Approach S.C. DOT reform with caution

S.C. lawmakers from Georgetown and Horry counties are right to view a gubernatorial takeover of the S.C. Department of Transportation with skepticism, even dread. Gov. Mark Sanford may have a point in saying the agency is inefficient and lacks accountability to the public. But the S.C. DOT's current governance structure, a commission appointed from each of the state's six congressional districts, at least ensures that the agency bureaucracy is aware of the road needs of every part of the state.

That governance structure, as influenced by local legislators and business leaders, explains why our two counties have gotten increased road-project attention from the S.C. DOT in recent years. Former Director Betty Mabry, who resigned last month after a legislative audit alleged mismanagement at the agency, treated our counties, Horry in particular, well after local legislators and District 1 S.C. DOT Commissioner Robert Harrell Sr. directed her attention to local road needs.

Our communities might not fare as well under a Cabinet agency headed by a director the governor appoints - especially a director with an engineering mentality. The S.C. DOT as currently formulated may be too political, by Sanford's lights. But politics is the process by which underserved counties such as ours get the attention of - and road money from - the powers-that-be in Columbia. In that application, politics is not a dirty word.

None of this is to suggest that local legislators should obstruct restructuring or reforming the S.C. DOT. The audit established beyond doubt that the agency doesn't handle money as well as it should. Its longtime tendency to regard road-contractor environmental violations as harmless nuisances is irritating.

Moreover, South Carolinians would almost certainly understand the agency's inner workings better if it reported the governor. It's virtually impossible for ordinary folks to understand how and why, under the current commission structure, the agency reaches road-building and maintenance decisions. This lack of clarity prompts many S.C. residents to conclude the agency is corrupt.

Our concern, quite frankly, is Sanford himself, who would oversee an S.C. DOT Cabinet-ized in 2007 for at least three years. In his quest to run S.C. government like a business - in and of itself a good thing - the governor sometimes carries rationalization too far. Would the S.C. DOT have given building Interstate 73 between Myrtle Beach and Marlboro County its top priority if he'd been in charge of the agency? There's good reason to wonder. The numbers, strictly speaking, don't justify that decision - though the state's longtime neglect of our communities' need for a high-speed interstate link certainly does.

Moreover, the governor overlooks the central problem plaguing the S.C. DOT - that highway maintenance, upgrading and construction dollars get scarcer by the year. Even if Sanford, once in control of the S.C. DOT, eliminated every instance of inefficiency, the agency still would have too little money to give the state the first-class highway system it deserves.

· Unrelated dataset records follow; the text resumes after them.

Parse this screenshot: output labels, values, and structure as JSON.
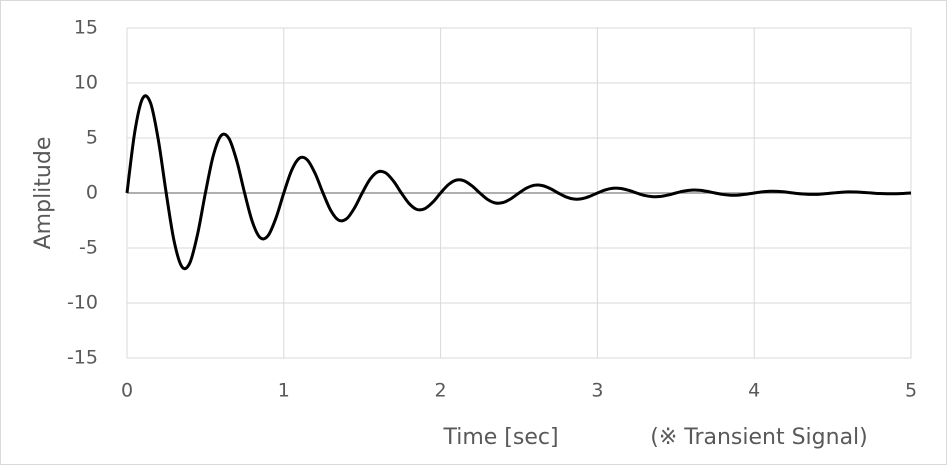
{
  "chart_data": {
    "type": "line",
    "x_label": "Time [sec]",
    "y_label": "Amplitude",
    "annotation": "(※ Transient Signal)",
    "x": [
      0,
      0.05,
      0.1,
      0.15,
      0.2,
      0.25,
      0.3,
      0.35,
      0.4,
      0.45,
      0.5,
      0.55,
      0.6,
      0.65,
      0.7,
      0.75,
      0.8,
      0.85,
      0.9,
      0.95,
      1,
      1.05,
      1.1,
      1.15,
      1.2,
      1.25,
      1.3,
      1.35,
      1.4,
      1.45,
      1.5,
      1.55,
      1.6,
      1.65,
      1.7,
      1.75,
      1.8,
      1.85,
      1.9,
      1.95,
      2,
      2.05,
      2.1,
      2.15,
      2.2,
      2.25,
      2.3,
      2.35,
      2.4,
      2.45,
      2.5,
      2.55,
      2.6,
      2.65,
      2.7,
      2.75,
      2.8,
      2.85,
      2.9,
      2.95,
      3,
      3.05,
      3.1,
      3.15,
      3.2,
      3.25,
      3.3,
      3.35,
      3.4,
      3.45,
      3.5,
      3.55,
      3.6,
      3.65,
      3.7,
      3.75,
      3.8,
      3.85,
      3.9,
      3.95,
      4,
      4.05,
      4.1,
      4.15,
      4.2,
      4.25,
      4.3,
      4.35,
      4.4,
      4.45,
      4.5,
      4.55,
      4.6,
      4.65,
      4.7,
      4.75,
      4.8,
      4.85,
      4.9,
      4.95,
      5
    ],
    "series": [
      {
        "color": "#000000",
        "values": [
          0,
          5.59,
          8.61,
          8.19,
          4.81,
          0,
          -4.35,
          -6.7,
          -6.38,
          -3.75,
          0,
          3.39,
          5.22,
          4.96,
          2.92,
          0,
          -2.64,
          -4.07,
          -3.87,
          -2.27,
          0,
          2.06,
          3.17,
          3.01,
          1.77,
          0,
          -1.6,
          -2.47,
          -2.35,
          -1.38,
          0,
          1.25,
          1.92,
          1.83,
          1.07,
          0,
          -0.97,
          -1.5,
          -1.42,
          -0.84,
          0,
          0.76,
          1.17,
          1.11,
          0.65,
          0,
          -0.59,
          -0.91,
          -0.86,
          -0.51,
          0,
          0.46,
          0.71,
          0.67,
          0.4,
          0,
          -0.36,
          -0.55,
          -0.52,
          -0.31,
          0,
          0.28,
          0.43,
          0.41,
          0.24,
          0,
          -0.22,
          -0.33,
          -0.32,
          -0.19,
          0,
          0.17,
          0.26,
          0.25,
          0.15,
          0,
          -0.13,
          -0.2,
          -0.19,
          -0.11,
          0,
          0.1,
          0.16,
          0.15,
          0.09,
          0,
          -0.08,
          -0.12,
          -0.12,
          -0.07,
          0,
          0.06,
          0.1,
          0.09,
          0.05,
          0,
          -0.05,
          -0.07,
          -0.07,
          -0.04,
          0
        ]
      }
    ],
    "xlim": [
      0,
      5
    ],
    "xticks": [
      0,
      1,
      2,
      3,
      4,
      5
    ],
    "ylim": [
      -15,
      15
    ],
    "yticks": [
      -15,
      -10,
      -5,
      0,
      5,
      10,
      15
    ],
    "grid": true
  }
}
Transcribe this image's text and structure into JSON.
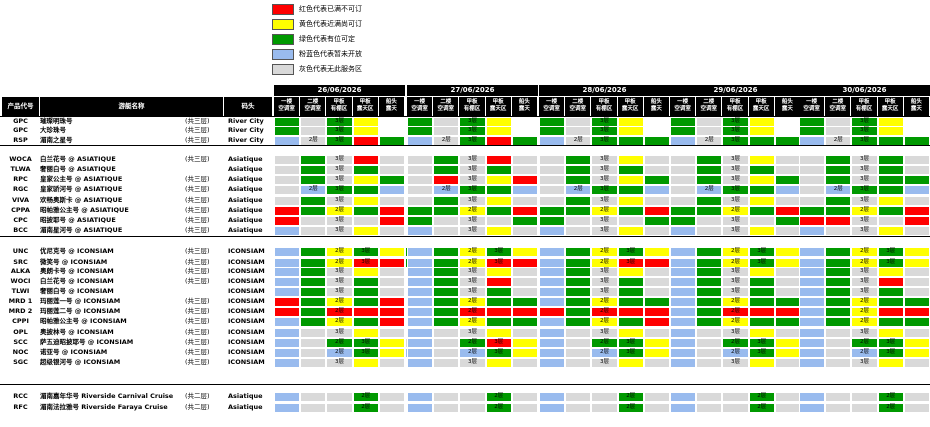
{
  "legend": [
    {
      "label": "红色代表已满不可订",
      "color": "#ff0000"
    },
    {
      "label": "黄色代表近满尚可订",
      "color": "#ffff00"
    },
    {
      "label": "绿色代表有位可定",
      "color": "#009900"
    },
    {
      "label": "粉蓝色代表暂未开放",
      "color": "#99bbee"
    },
    {
      "label": "灰色代表无此服务区",
      "color": "#d9d9d9"
    }
  ],
  "colors": {
    "R": "#ff0000",
    "Y": "#ffff00",
    "G": "#009900",
    "B": "#99bbee",
    "D": "#d9d9d9",
    "W": "#ffffff"
  },
  "headers": {
    "code": "产品代号",
    "name": "游艇名称",
    "pier": "码头"
  },
  "sub_headers": [
    "一楼\n空调室",
    "二楼\n空调室",
    "甲板\n有棚区",
    "甲板\n露天区",
    "船头\n露天"
  ],
  "dates": [
    "26/06/2026",
    "27/06/2026",
    "28/06/2026",
    "29/06/2026",
    "30/06/2026"
  ],
  "floor_labels": {
    "2": "2层",
    "3": "3层"
  },
  "rows": [
    {
      "code": "GPC",
      "name": "璀璨明珠号",
      "floors": "(共三层)",
      "pier": "River City",
      "days": [
        "GDG3Y",
        "GDG3Y",
        "GDG3Y",
        "GDG3Y",
        "GDG3Y"
      ]
    },
    {
      "code": "GPC",
      "name": "大珍珠号",
      "floors": "(共三层)",
      "pier": "River City",
      "days": [
        "GDG3Y",
        "GDG3Y",
        "GDG3Y",
        "GDG3Y",
        "GDG3Y"
      ]
    },
    {
      "code": "RSP",
      "name": "湄南之星号",
      "floors": "(共三层)",
      "pier": "River City",
      "days": [
        "BD2G3RG",
        "BD2G3RG",
        "BD2G3GG",
        "BD2G3GG",
        "BD2G3GG"
      ]
    },
    {
      "code": "WOCA",
      "name": "白兰花号 @ ASIATIQUE",
      "floors": "(共三层)",
      "pier": "Asiatique",
      "days": [
        "DGD3RD",
        "DGD3RD",
        "DGD3YD",
        "DGD3YD",
        "DGD3GD"
      ]
    },
    {
      "code": "TLWA",
      "name": "奢丽白号 @ ASIATIQUE",
      "floors": "",
      "pier": "Asiatique",
      "days": [
        "DGD3GD",
        "DGD3GD",
        "DGD3GD",
        "DGD3GD",
        "DGD3GD"
      ]
    },
    {
      "code": "RPC",
      "name": "皇家公主号 @ ASIATIQUE",
      "floors": "(共三层)",
      "pier": "Asiatique",
      "days": [
        "DGD3YG",
        "DRD3YR",
        "DGD3YG",
        "DGD3YG",
        "DGD3GG"
      ]
    },
    {
      "code": "RGC",
      "name": "皇家骄河号 @ ASIATIQUE",
      "floors": "(共三层)",
      "pier": "Asiatique",
      "days": [
        "DB2G3GB",
        "DB2G3GB",
        "DB2G3GB",
        "DB2G3GB",
        "DB2G3GB"
      ]
    },
    {
      "code": "VIVA",
      "name": "欢畅奥斯卡 @ ASIATIQUE",
      "floors": "(共三层)",
      "pier": "Asiatique",
      "days": [
        "DGD3YD",
        "DGD3YD",
        "DGD3YD",
        "DGD3YD",
        "DGD3YD"
      ]
    },
    {
      "code": "CPPA",
      "name": "昭帕雅公主号 @ ASIATIQUE",
      "floors": "(共三层)",
      "pier": "Asiatique",
      "days": [
        "RGY2GR",
        "GGY2GR",
        "GGY2GR",
        "GGY2GR",
        "GGY2GR"
      ]
    },
    {
      "code": "CPC",
      "name": "昭披耶号 @ ASIATIQUE",
      "floors": "(共三层)",
      "pier": "Asiatique",
      "days": [
        "RDD3DR",
        "GDD3DG",
        "GDD3DG",
        "GDD3DG",
        "RRD3DR"
      ]
    },
    {
      "code": "BCC",
      "name": "湄南星河号 @ ASIATIQUE",
      "floors": "(共三层)",
      "pier": "Asiatique",
      "days": [
        "BDD3YD",
        "BDD3YD",
        "BDD3YD",
        "BDD3YD",
        "BDD3YD"
      ]
    },
    {
      "code": "UNC",
      "name": "优尼克号 @ ICONSIAM",
      "floors": "(共三层)",
      "pier": "ICONSIAM",
      "days": [
        "BGY2G3YG",
        "BGY2G3YG",
        "BGY2G3YG",
        "BGY2G3YG",
        "BGY2G3YG"
      ]
    },
    {
      "code": "SRC",
      "name": "微笑号 @ ICONSIAM",
      "floors": "(共三层)",
      "pier": "ICONSIAM",
      "days": [
        "BGY2R3RG",
        "BGY2R3RG",
        "BGY2R3RG",
        "BGY2G3YG",
        "BGY2G3YG"
      ]
    },
    {
      "code": "ALKA",
      "name": "奥朗卡号 @ ICONSIAM",
      "floors": "(共三层)",
      "pier": "ICONSIAM",
      "days": [
        "BGD3YD",
        "BGD3YD",
        "BGD3YD",
        "BGD3YD",
        "BGD3YD"
      ]
    },
    {
      "code": "WOCI",
      "name": "白兰花号 @ ICONSIAM",
      "floors": "(共三层)",
      "pier": "ICONSIAM",
      "days": [
        "BGD3GD",
        "BGD3RD",
        "BGD3GD",
        "BGD3GD",
        "BGD3RD"
      ]
    },
    {
      "code": "TLWI",
      "name": "奢丽白号 @ ICONSIAM",
      "floors": "",
      "pier": "ICONSIAM",
      "days": [
        "BGD3GD",
        "BGD3GD",
        "BGD3GD",
        "BGD3GD",
        "BGD3GD"
      ]
    },
    {
      "code": "MRD 1",
      "name": "玛丽莲一号 @ ICONSIAM",
      "floors": "(共三层)",
      "pier": "ICONSIAM",
      "days": [
        "RGY2GR",
        "BGY2GG",
        "BGY2GG",
        "BGY2GG",
        "BGY2GG"
      ]
    },
    {
      "code": "MRD 2",
      "name": "玛丽莲二号 @ ICONSIAM",
      "floors": "(共三层)",
      "pier": "ICONSIAM",
      "days": [
        "RGR2RR",
        "BGR2RR",
        "RGR2RR",
        "BGR2RR",
        "BGY2RR"
      ]
    },
    {
      "code": "CPPI",
      "name": "昭帕雅公主号 @ ICONSIAM",
      "floors": "(共三层)",
      "pier": "ICONSIAM",
      "days": [
        "BGY2GR",
        "BGY2GG",
        "BGY2GR",
        "BGY2GG",
        "BGY2GG"
      ]
    },
    {
      "code": "OPL",
      "name": "奥披林号 @ ICONSIAM",
      "floors": "(共三层)",
      "pier": "ICONSIAM",
      "days": [
        "BDD3YD",
        "BDD3YD",
        "BDD3YD",
        "BDD3YD",
        "BDD3YD"
      ]
    },
    {
      "code": "SCC",
      "name": "萨五迪昭披耶号 @ ICONSIAM",
      "floors": "(共三层)",
      "pier": "ICONSIAM",
      "days": [
        "BDG2G3YD",
        "BDG2R3YD",
        "BDG2G3YD",
        "BDG2G3YD",
        "BDG2G3YD"
      ]
    },
    {
      "code": "NOC",
      "name": "诺亚号 @ ICONSIAM",
      "floors": "(共三层)",
      "pier": "ICONSIAM",
      "days": [
        "BDB2G3YB",
        "BDB2G3YB",
        "BDB2G3YB",
        "BDB2G3YB",
        "BDB2G3YB"
      ]
    },
    {
      "code": "SGC",
      "name": "超级银河号 @ ICONSIAM",
      "floors": "(共三层)",
      "pier": "ICONSIAM",
      "days": [
        "BDD3YD",
        "BDD3YD",
        "BDD3YD",
        "BDD3YD",
        "BDD3YD"
      ]
    },
    {
      "code": "RCC",
      "name": "湄南嘉年华号 Riverside Carnival Cruise",
      "floors": "(共二层)",
      "pier": "Asiatique",
      "days": [
        "BDDG2D",
        "BDDG2D",
        "BDDG2D",
        "BDDG2D",
        "BDDG2D"
      ]
    },
    {
      "code": "RFC",
      "name": "湄南法拉雅号 Riverside Faraya Cruise",
      "floors": "(共二层)",
      "pier": "Asiatique",
      "days": [
        "BDDG2D",
        "BDDG2D",
        "BDDG2D",
        "BDDG2D",
        "BDDG2D"
      ]
    }
  ]
}
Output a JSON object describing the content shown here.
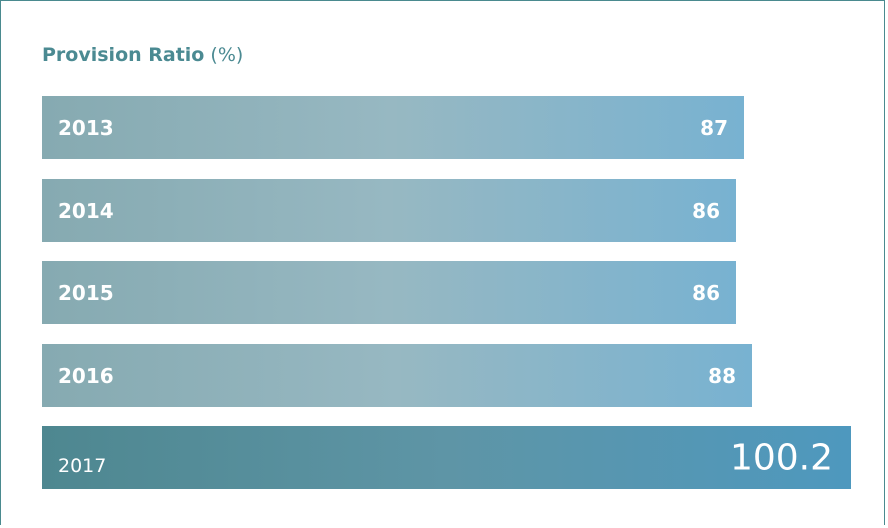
{
  "chart_data": {
    "type": "bar",
    "orientation": "horizontal",
    "title": "Provision Ratio",
    "title_unit": "(%)",
    "categories": [
      "2013",
      "2014",
      "2015",
      "2016",
      "2017"
    ],
    "values": [
      87,
      86,
      86,
      88,
      100.2
    ],
    "value_labels": [
      "87",
      "86",
      "86",
      "88",
      "100.2"
    ],
    "highlighted_category": "2017",
    "xlim": [
      0,
      100.2
    ],
    "grid": false,
    "colors": {
      "title": "#4b8a92",
      "bar_start": "#86aab1",
      "bar_end": "#78b2d1",
      "highlight_start": "#4e8790",
      "highlight_end": "#4e98be",
      "label": "#ffffff",
      "frame": "#4a8a8f"
    }
  }
}
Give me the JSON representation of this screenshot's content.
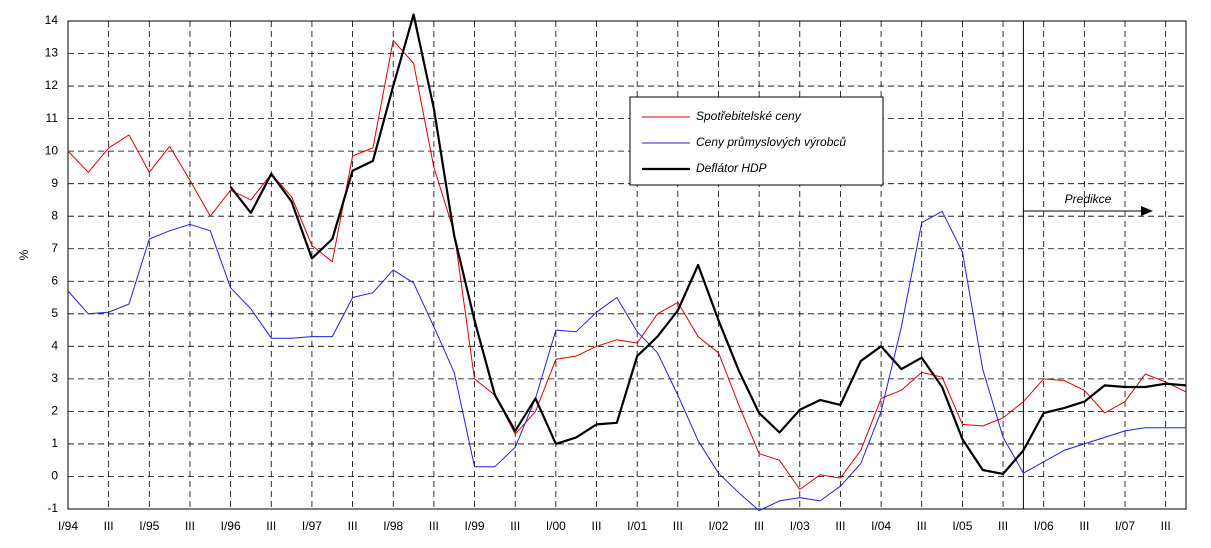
{
  "chart_data": {
    "type": "line",
    "y_label": "%",
    "annotation": "Predikce",
    "legend_position": "upper center",
    "grid": true,
    "prediction_start_index": 47,
    "categories": [
      "I/94",
      null,
      "III",
      null,
      "I/95",
      null,
      "III",
      null,
      "I/96",
      null,
      "III",
      null,
      "I/97",
      null,
      "III",
      null,
      "I/98",
      null,
      "III",
      null,
      "I/99",
      null,
      "III",
      null,
      "I/00",
      null,
      "III",
      null,
      "I/01",
      null,
      "III",
      null,
      "I/02",
      null,
      "III",
      null,
      "I/03",
      null,
      "III",
      null,
      "I/04",
      null,
      "III",
      null,
      "I/05",
      null,
      "III",
      null,
      "I/06",
      null,
      "III",
      null,
      "I/07",
      null,
      "III",
      null
    ],
    "ylim": [
      -1,
      14
    ],
    "yticks": [
      -1,
      0,
      1,
      2,
      3,
      4,
      5,
      6,
      7,
      8,
      9,
      10,
      11,
      12,
      13,
      14
    ],
    "series": [
      {
        "name": "Spotřebitelské ceny",
        "color": "#e00000",
        "width": 1,
        "values": [
          10.0,
          9.35,
          10.1,
          10.5,
          9.35,
          10.15,
          9.1,
          8.0,
          8.8,
          8.5,
          9.3,
          8.6,
          7.1,
          6.6,
          9.85,
          10.1,
          13.4,
          12.7,
          9.5,
          7.5,
          3.0,
          2.5,
          1.3,
          2.0,
          3.6,
          3.7,
          4.0,
          4.2,
          4.1,
          5.0,
          5.35,
          4.3,
          3.8,
          2.2,
          0.7,
          0.5,
          -0.4,
          0.05,
          -0.05,
          0.8,
          2.4,
          2.65,
          3.2,
          3.05,
          1.6,
          1.55,
          1.8,
          2.3,
          3.0,
          2.95,
          2.65,
          1.95,
          2.3,
          3.15,
          2.9,
          2.6
        ]
      },
      {
        "name": "Ceny průmyslových výrobců",
        "color": "#2020e0",
        "width": 1,
        "values": [
          5.7,
          5.0,
          5.05,
          5.3,
          7.3,
          7.55,
          7.75,
          7.55,
          5.8,
          5.15,
          4.25,
          4.25,
          4.3,
          4.3,
          5.5,
          5.65,
          6.35,
          5.95,
          4.6,
          3.2,
          0.3,
          0.3,
          0.9,
          2.4,
          4.5,
          4.45,
          5.05,
          5.5,
          4.45,
          3.8,
          2.5,
          1.1,
          0.1,
          -0.5,
          -1.05,
          -0.75,
          -0.65,
          -0.75,
          -0.3,
          0.4,
          2.0,
          4.6,
          7.8,
          8.15,
          6.9,
          3.3,
          1.2,
          0.1,
          0.45,
          0.8,
          1.0,
          1.2,
          1.4,
          1.5,
          1.5,
          1.5
        ]
      },
      {
        "name": "Deflátor HDP",
        "color": "#000000",
        "width": 2.2,
        "values": [
          null,
          null,
          null,
          null,
          null,
          null,
          null,
          null,
          8.9,
          8.1,
          9.3,
          8.45,
          6.7,
          7.3,
          9.4,
          9.7,
          12.0,
          14.2,
          11.3,
          7.4,
          4.8,
          2.5,
          1.4,
          2.4,
          1.0,
          1.2,
          1.6,
          1.65,
          3.7,
          4.3,
          5.1,
          6.5,
          4.8,
          3.25,
          1.95,
          1.35,
          2.05,
          2.35,
          2.2,
          3.55,
          4.0,
          3.3,
          3.65,
          2.75,
          1.15,
          0.2,
          0.08,
          0.8,
          1.95,
          2.1,
          2.3,
          2.8,
          2.75,
          2.75,
          2.85,
          2.8
        ]
      }
    ]
  }
}
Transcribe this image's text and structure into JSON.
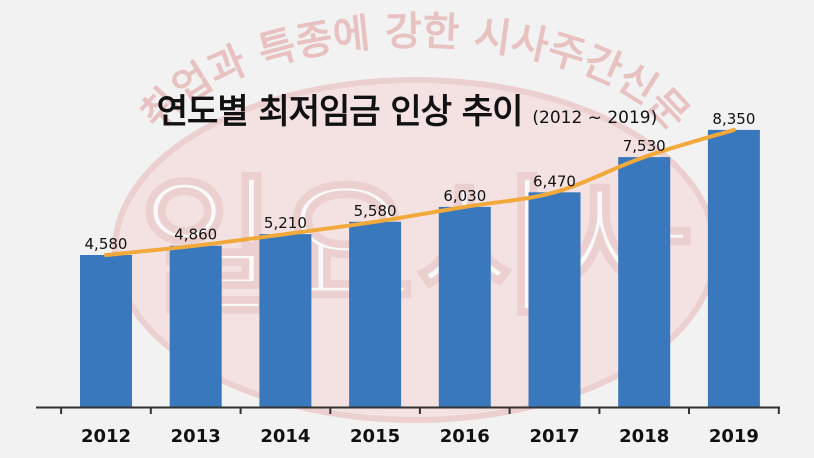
{
  "chart_data": {
    "type": "bar",
    "title": "연도별 최저임금 인상 추이",
    "subtitle": "(2012 ~ 2019)",
    "categories": [
      "2012",
      "2013",
      "2014",
      "2015",
      "2016",
      "2017",
      "2018",
      "2019"
    ],
    "values": [
      4580,
      4860,
      5210,
      5580,
      6030,
      6470,
      7530,
      8350
    ],
    "value_labels": [
      "4,580",
      "4,860",
      "5,210",
      "5,580",
      "6,030",
      "6,470",
      "7,530",
      "8,350"
    ],
    "xlabel": "",
    "ylabel": "",
    "ylim": [
      0,
      9400
    ],
    "grid": false,
    "legend": "none",
    "overlay": "trend line connecting bar values",
    "colors": {
      "bar": "#3a78bd",
      "line": "#f2a93b",
      "axis": "#333333",
      "background": "#f2f2f2",
      "watermark": "#e4a9a9"
    }
  },
  "watermark": {
    "arc_text": "취업과 특종에 강한 시사주간신문",
    "center_text": "일요시사"
  }
}
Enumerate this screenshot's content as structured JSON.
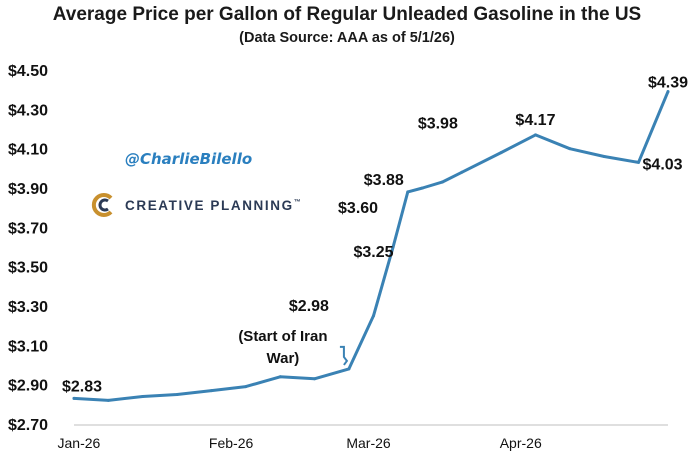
{
  "header": {
    "title": "Average Price per Gallon of Regular Unleaded Gasoline in the US",
    "subtitle": "(Data Source: AAA as of 5/1/26)"
  },
  "watermark": {
    "handle": "@CharlieBilello",
    "brand": "CREATIVE PLANNING",
    "brand_symbol": "™",
    "logo_icon": "creative-planning-c-logo",
    "handle_color": "#2a7fbf",
    "brand_color": "#2b3a55",
    "logo_color": "#c8902e"
  },
  "chart_data": {
    "type": "line",
    "title": "Average Price per Gallon of Regular Unleaded Gasoline in the US",
    "subtitle": "(Data Source: AAA as of 5/1/26)",
    "xlabel": "",
    "ylabel": "",
    "series_color": "#3a82b4",
    "ylim": [
      2.7,
      4.5
    ],
    "yticks": [
      "$4.50",
      "$4.30",
      "$4.10",
      "$3.90",
      "$3.70",
      "$3.50",
      "$3.30",
      "$3.10",
      "$2.90",
      "$2.70"
    ],
    "ytick_values": [
      4.5,
      4.3,
      4.1,
      3.9,
      3.7,
      3.5,
      3.3,
      3.1,
      2.9,
      2.7
    ],
    "xticks": [
      "Jan-26",
      "Feb-26",
      "Mar-26",
      "Apr-26"
    ],
    "xtick_dates": [
      "2026-01-01",
      "2026-02-01",
      "2026-03-01",
      "2026-04-01"
    ],
    "grid": false,
    "legend": "none",
    "x": [
      "2025-12-31",
      "2026-01-07",
      "2026-01-14",
      "2026-01-21",
      "2026-01-28",
      "2026-02-04",
      "2026-02-11",
      "2026-02-18",
      "2026-02-25",
      "2026-03-02",
      "2026-03-06",
      "2026-03-09",
      "2026-03-12",
      "2026-03-16",
      "2026-03-20",
      "2026-03-28",
      "2026-04-04",
      "2026-04-11",
      "2026-04-18",
      "2026-04-25",
      "2026-05-01"
    ],
    "values": [
      2.83,
      2.82,
      2.84,
      2.85,
      2.87,
      2.89,
      2.94,
      2.93,
      2.98,
      3.25,
      3.6,
      3.88,
      3.9,
      3.93,
      3.98,
      4.08,
      4.17,
      4.1,
      4.06,
      4.03,
      4.39
    ],
    "data_labels": [
      {
        "text": "$2.83",
        "x": "2025-12-31",
        "value": 2.83
      },
      {
        "text": "$2.98",
        "x": "2026-02-25",
        "value": 2.98
      },
      {
        "text": "$3.25",
        "x": "2026-03-02",
        "value": 3.25
      },
      {
        "text": "$3.60",
        "x": "2026-03-06",
        "value": 3.6
      },
      {
        "text": "$3.88",
        "x": "2026-03-09",
        "value": 3.88
      },
      {
        "text": "$3.98",
        "x": "2026-03-20",
        "value": 3.98
      },
      {
        "text": "$4.17",
        "x": "2026-04-04",
        "value": 4.17
      },
      {
        "text": "$4.03",
        "x": "2026-04-25",
        "value": 4.03
      },
      {
        "text": "$4.39",
        "x": "2026-05-01",
        "value": 4.39
      }
    ],
    "annotation": {
      "lines": [
        "(Start of Iran",
        "War)"
      ],
      "x": "2026-02-25",
      "value": 2.98
    }
  }
}
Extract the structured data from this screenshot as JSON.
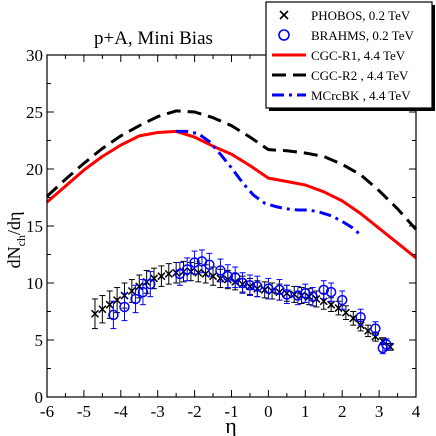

Sanford, fresh from a re-election victory in November, may show more willingness to compromise than he did in his first term. So perhaps there's a middle ground that would move the agency toward accountability and transparency while ensuring that communities outside the Charleston-Columbia-Greenville corridor get their fair share of road money. But if he insists on having the S.C. DOT his way, legislators would be better advised to remove the agency from this year's government restructuring discussions.